30 de octubre de 2021

"Amará a Dios... y al prójimo como a ti mismo".

DOMINGO XXXI TO -B- Dt 6,2-6/ He 7,23-28/Mc 12, 28b-34

Para la tradición bíblica, el so-fer ("escriba") gozaba de prestigio intelectual en Israel, ya que estaba consagrado a estudiar, interpretar y aplicar la Ley. Su intervención en cuestiones de legislación civil, religiosa y ritual le daba autoridad y respeto. La pregunta que dirige a Jesús no versa sobre su conocimiento o desconocimiento de la Ley, sino sobre la forma cómo enseña, interpreta y aplica la Ley. Seguramente el escriba se siente cuestionado por la autoridad y la libertad de Jesús frente a la Ley, a las tradiciones y a las instituciones judías, por conocer la fuente de la autoridad y de la libertad de Jesús.

Jesús no es un transgresor ni un evasor de la Ley. Lo revolucionario de la actitud de Jesús radica en que en su observancia de la Ley se combinan su libertad, su fidelidad y su compromiso con el Padre, con el Reino y con aquellos que el sistema margina. La libertad, la fidelidad y el compromiso de Jesús están potenciados por la misma Ley que invita a amar a Dios (cf. Dt 6,5) y al prójimo (cf. Lv 19,18).

La respuesta de Jesús al escriba revela el espíritu más profundo de la Ley: no hay santidad real sin un amor exclusivo, total y preferente a Dios, y que, al mismo tiempo, se traduzca en un amor solidario y comprometido con prójimo. Sin un amor real y concreto por el prójimo (que es imagen de Dios), todo intento de amor a Dios se reduce al plano de las ideas, de las intenciones y de los discursos. Dios ha creado al ser humano a su imagen y semejanza (cf. Gn 1, 26-27) para que toda búsqueda de Dios comience por el rostro y el corazón del prójimo. En su misterio más profundo, cada persona puede revelar a Dios. En este sentido, el prójimo tiene una función mediadora: es la forma concreta de visibilizar el amor a Dios. El prójimo es un punto de encuentro con Dios en la historia.   

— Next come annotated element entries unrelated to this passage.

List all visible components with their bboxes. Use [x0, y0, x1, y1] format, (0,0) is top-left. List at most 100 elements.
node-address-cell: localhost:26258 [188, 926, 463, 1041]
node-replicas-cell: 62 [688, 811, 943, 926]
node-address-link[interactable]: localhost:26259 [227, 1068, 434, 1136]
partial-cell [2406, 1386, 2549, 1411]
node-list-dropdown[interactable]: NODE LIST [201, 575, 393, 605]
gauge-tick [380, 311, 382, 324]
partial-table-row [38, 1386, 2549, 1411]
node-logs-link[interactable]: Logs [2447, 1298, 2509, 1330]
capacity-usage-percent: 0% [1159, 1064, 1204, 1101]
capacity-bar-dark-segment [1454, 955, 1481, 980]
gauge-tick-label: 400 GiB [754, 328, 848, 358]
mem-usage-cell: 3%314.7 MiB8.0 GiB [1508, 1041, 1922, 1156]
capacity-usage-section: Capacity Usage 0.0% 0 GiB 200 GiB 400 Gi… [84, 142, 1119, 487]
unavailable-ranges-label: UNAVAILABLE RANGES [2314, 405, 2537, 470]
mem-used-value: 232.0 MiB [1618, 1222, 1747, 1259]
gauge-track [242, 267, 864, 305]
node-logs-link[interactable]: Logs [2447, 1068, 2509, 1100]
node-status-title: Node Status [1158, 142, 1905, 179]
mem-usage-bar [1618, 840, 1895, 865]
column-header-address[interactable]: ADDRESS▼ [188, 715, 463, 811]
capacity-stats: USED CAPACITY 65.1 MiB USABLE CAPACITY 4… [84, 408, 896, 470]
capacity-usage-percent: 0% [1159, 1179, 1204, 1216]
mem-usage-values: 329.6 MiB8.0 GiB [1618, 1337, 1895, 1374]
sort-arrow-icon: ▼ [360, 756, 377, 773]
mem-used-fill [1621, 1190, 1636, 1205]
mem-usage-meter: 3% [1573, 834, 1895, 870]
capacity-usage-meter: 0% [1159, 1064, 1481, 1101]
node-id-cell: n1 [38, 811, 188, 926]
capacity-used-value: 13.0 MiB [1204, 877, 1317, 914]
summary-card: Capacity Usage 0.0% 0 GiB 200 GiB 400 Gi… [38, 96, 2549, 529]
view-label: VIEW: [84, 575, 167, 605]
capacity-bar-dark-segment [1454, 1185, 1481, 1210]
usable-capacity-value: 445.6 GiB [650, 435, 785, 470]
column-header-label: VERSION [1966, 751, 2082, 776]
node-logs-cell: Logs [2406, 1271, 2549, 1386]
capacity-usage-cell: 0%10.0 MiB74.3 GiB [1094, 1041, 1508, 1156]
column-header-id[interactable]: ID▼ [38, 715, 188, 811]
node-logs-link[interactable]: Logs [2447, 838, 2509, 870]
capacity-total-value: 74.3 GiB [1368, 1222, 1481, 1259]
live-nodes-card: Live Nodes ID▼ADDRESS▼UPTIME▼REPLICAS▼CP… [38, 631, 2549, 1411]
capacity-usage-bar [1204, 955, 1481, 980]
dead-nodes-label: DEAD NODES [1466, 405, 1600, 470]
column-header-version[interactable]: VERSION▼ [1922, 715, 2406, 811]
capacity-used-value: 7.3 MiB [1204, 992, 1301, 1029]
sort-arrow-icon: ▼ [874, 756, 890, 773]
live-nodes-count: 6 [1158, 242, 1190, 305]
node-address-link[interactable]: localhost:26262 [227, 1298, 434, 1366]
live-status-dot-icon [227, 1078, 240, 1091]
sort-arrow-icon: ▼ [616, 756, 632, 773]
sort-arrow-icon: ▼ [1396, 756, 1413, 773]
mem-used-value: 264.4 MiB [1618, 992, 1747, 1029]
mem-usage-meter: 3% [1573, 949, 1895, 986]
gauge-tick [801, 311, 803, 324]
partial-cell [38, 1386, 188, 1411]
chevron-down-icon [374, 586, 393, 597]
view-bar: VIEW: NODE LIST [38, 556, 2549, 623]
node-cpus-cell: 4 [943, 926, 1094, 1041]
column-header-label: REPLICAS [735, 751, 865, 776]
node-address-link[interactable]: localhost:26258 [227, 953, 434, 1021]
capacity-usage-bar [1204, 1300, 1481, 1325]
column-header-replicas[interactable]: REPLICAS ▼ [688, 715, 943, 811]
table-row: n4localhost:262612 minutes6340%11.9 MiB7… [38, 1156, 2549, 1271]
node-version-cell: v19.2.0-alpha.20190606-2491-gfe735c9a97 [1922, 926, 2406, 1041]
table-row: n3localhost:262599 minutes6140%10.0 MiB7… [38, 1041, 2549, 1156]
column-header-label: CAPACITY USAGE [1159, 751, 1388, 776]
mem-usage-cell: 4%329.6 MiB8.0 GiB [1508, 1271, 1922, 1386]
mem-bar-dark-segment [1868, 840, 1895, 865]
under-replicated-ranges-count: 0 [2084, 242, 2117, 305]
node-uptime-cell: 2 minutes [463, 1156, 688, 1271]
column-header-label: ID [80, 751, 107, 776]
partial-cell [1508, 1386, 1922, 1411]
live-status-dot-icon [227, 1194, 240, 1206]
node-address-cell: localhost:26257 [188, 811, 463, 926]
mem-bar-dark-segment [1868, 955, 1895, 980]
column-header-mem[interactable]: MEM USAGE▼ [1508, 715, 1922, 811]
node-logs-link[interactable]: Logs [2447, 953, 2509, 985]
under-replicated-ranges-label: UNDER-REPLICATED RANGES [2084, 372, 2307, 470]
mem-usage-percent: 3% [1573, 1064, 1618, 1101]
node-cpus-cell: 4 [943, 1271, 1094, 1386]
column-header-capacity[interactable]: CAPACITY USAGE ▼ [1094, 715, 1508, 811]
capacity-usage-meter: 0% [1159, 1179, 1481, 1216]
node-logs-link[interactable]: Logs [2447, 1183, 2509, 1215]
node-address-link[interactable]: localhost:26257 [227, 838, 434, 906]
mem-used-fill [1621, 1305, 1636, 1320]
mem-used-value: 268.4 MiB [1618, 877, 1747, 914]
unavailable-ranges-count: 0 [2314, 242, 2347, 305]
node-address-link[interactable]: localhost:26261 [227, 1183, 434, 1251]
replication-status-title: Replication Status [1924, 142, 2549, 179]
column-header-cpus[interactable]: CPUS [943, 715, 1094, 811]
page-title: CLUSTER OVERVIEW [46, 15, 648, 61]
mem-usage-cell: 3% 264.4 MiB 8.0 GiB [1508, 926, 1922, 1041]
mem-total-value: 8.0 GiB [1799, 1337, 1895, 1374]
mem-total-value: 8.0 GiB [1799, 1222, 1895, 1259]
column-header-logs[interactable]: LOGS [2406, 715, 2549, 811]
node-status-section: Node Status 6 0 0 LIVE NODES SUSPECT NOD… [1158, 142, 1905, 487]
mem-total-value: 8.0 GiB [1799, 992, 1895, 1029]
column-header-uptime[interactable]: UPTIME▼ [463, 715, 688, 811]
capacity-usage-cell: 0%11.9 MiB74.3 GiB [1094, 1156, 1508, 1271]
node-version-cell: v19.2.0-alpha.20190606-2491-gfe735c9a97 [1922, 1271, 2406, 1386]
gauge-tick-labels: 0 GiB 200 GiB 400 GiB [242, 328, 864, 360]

Sin abolir la Ley, ni los mandamientos, ni los preceptos, Jesús centraliza el espíritu de la Ley en un único mandamiento con dos aspectos necesariamente complementarios. El amor al prójimo siempre será el criterio de credibilidad del amor a Dios. En términos del autor de 1 Jn: "El que dice: «Amo a Dios», y no ama a su hermano, es un mentiroso. ¿Cómo puede amar a Dios a quien no ve, el que no ama a su hermano, a quien ve?" (1 Jn 4,20). Una religiosidad sin solidaridad y una espiritualidad sin caridad son realidades autorreferenciales y vacías. Una verdadera religiosidad y una auténtica espiritualidad hacen que la experiencia de Dios se traduzca en gestos concretos de amor, perdón y cercanía. Estos gestos hacen visible y posible el Reino de Dios. Y esto, se afirma, vale más "que todos los holocaustos y sacrificios", recordando las palabras de los profetas ("Misericordia quiero y no sacrificios", había dicho Oseas criticando el culto exterior vacío de amor).

La Ley tiene la función de orientar el corazón hacia Dios y hacia el prójimo. Pero también tiene la función de iluminar la libertad para que el culto a Dios sea "en espíritu y en verdad" (cf. Jn 4, 23); y para que el vínculo con el prójimo sea de una fraternidad en la caridad y la dignidad. Elegir amar a Dios es elegir amar al prójimo. Sólo así, el Reino se hace presente en la historia y en el corazón humano. El amor es la Ley del Reino. Amar a Dios; amar al prójimo como a uno mismo… no son dos amores, ni tres… es uno que solo llega a ser pleno al crecer en las tres dimensiones. Que así sea con la Gracia de Dios.